Can near-ideal measurement be achieved in artificial quantum systems without the sacrifice of their coherence properties? This dissertation addresses this question in superconducting Josephson circuits by presenting the positive outcomes of two single-qubit experiments: First, the dephasing time of a transmon qubit embedded in the three-dimensional (3D) circuit quantum electrodynamics (QED) architecture can be reproducibly increased owing to a new type of microwave cavity attenuator that can effectively reduce the residual thermal photon population in the readout mode. Second, intra-cavity quantum readout signals in the 3D circuit QED system can be amplified by a weakly nonlinear Josephson-junction-array oscillator quadratically coupled to the transmon qubit; this two-step dispersive readout scheme meanwhile demonstrates a suppression of the photon-induced qubit relaxation effect, and therefore indicates a high quantum nondemolition fidelity with more than 100 microwave photons in the 3D readout cavity. 

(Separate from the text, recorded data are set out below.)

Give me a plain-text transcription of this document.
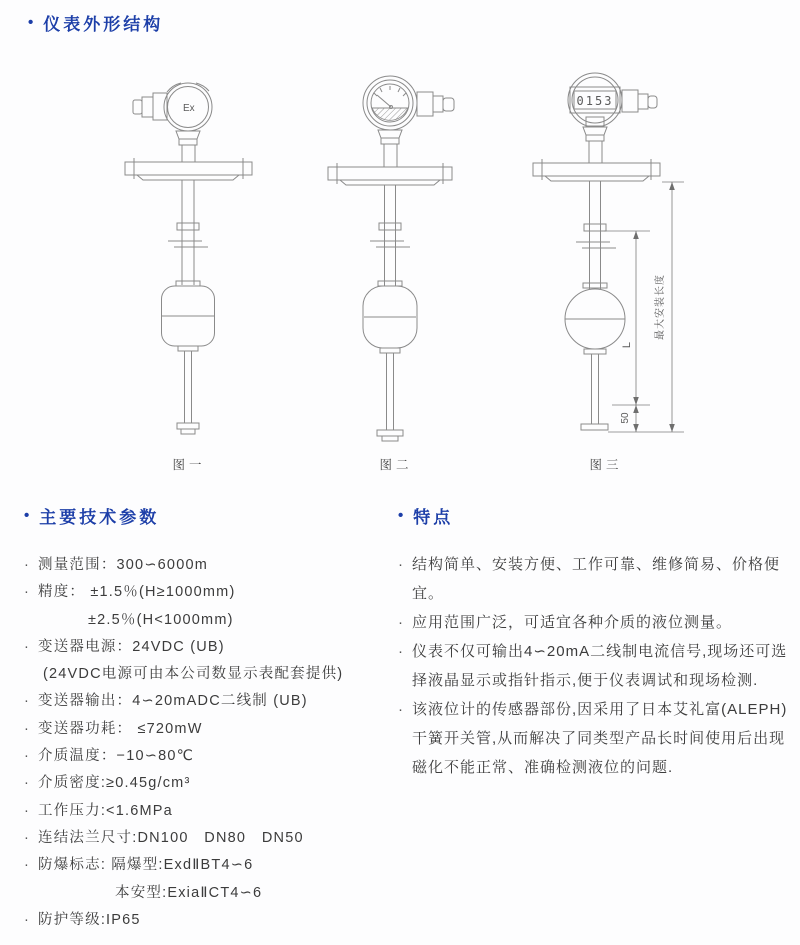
• 仪表外形结构
Ex
0153
L
50
最大安装长度
图一	图二	图三
• 主要技术参数
· 测量范围：300∽6000m
· 精度： ±1.5％(H≥1000mm)
±2.5％(H<1000mm)
· 变送器电源：24VDC (UB)
(24VDC电源可由本公司数显示表配套提供)
· 变送器输出：4∽20mADC二线制 (UB)
· 变送器功耗： ≤720mW
· 介质温度：−10∽80℃
· 介质密度:≥0.45g/cm³
· 工作压力:<1.6MPa
· 连结法兰尺寸:DN100　DN80　DN50
· 防爆标志: 隔爆型:ExdⅡBT4∽6
本安型:ExiaⅡCT4∽6
· 防护等级:IP65
• 特点
· 结构简单、安装方便、工作可靠、维修简易、价格便宜。

· 应用范围广泛，可适宜各种介质的液位测量。

· 仪表不仅可输出4∽20mA二线制电流信号,现场还可选择液晶显示或指针指示,便于仪表调试和现场检测.

· 该液位计的传感器部份,因采用了日本艾礼富(ALEPH)干簧开关管,从而解决了同类型产品长时间使用后出现磁化不能正常、准确检测液位的问题.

The compatibility of these two inventions—the cold cavity attenuator and the Π-mon artificial molecule—suggests a promising experimental direction of integrating extra-cavity dissipation and intra-cavity amplification to simultaneously realize high-coherence superconducting qubits and their high-performance quantum-limited readout, which will be instrumental in implementing scalable, fault-tolerant quantum networks and advancing the state-of-the-art knowledge of fundamental quantum physics.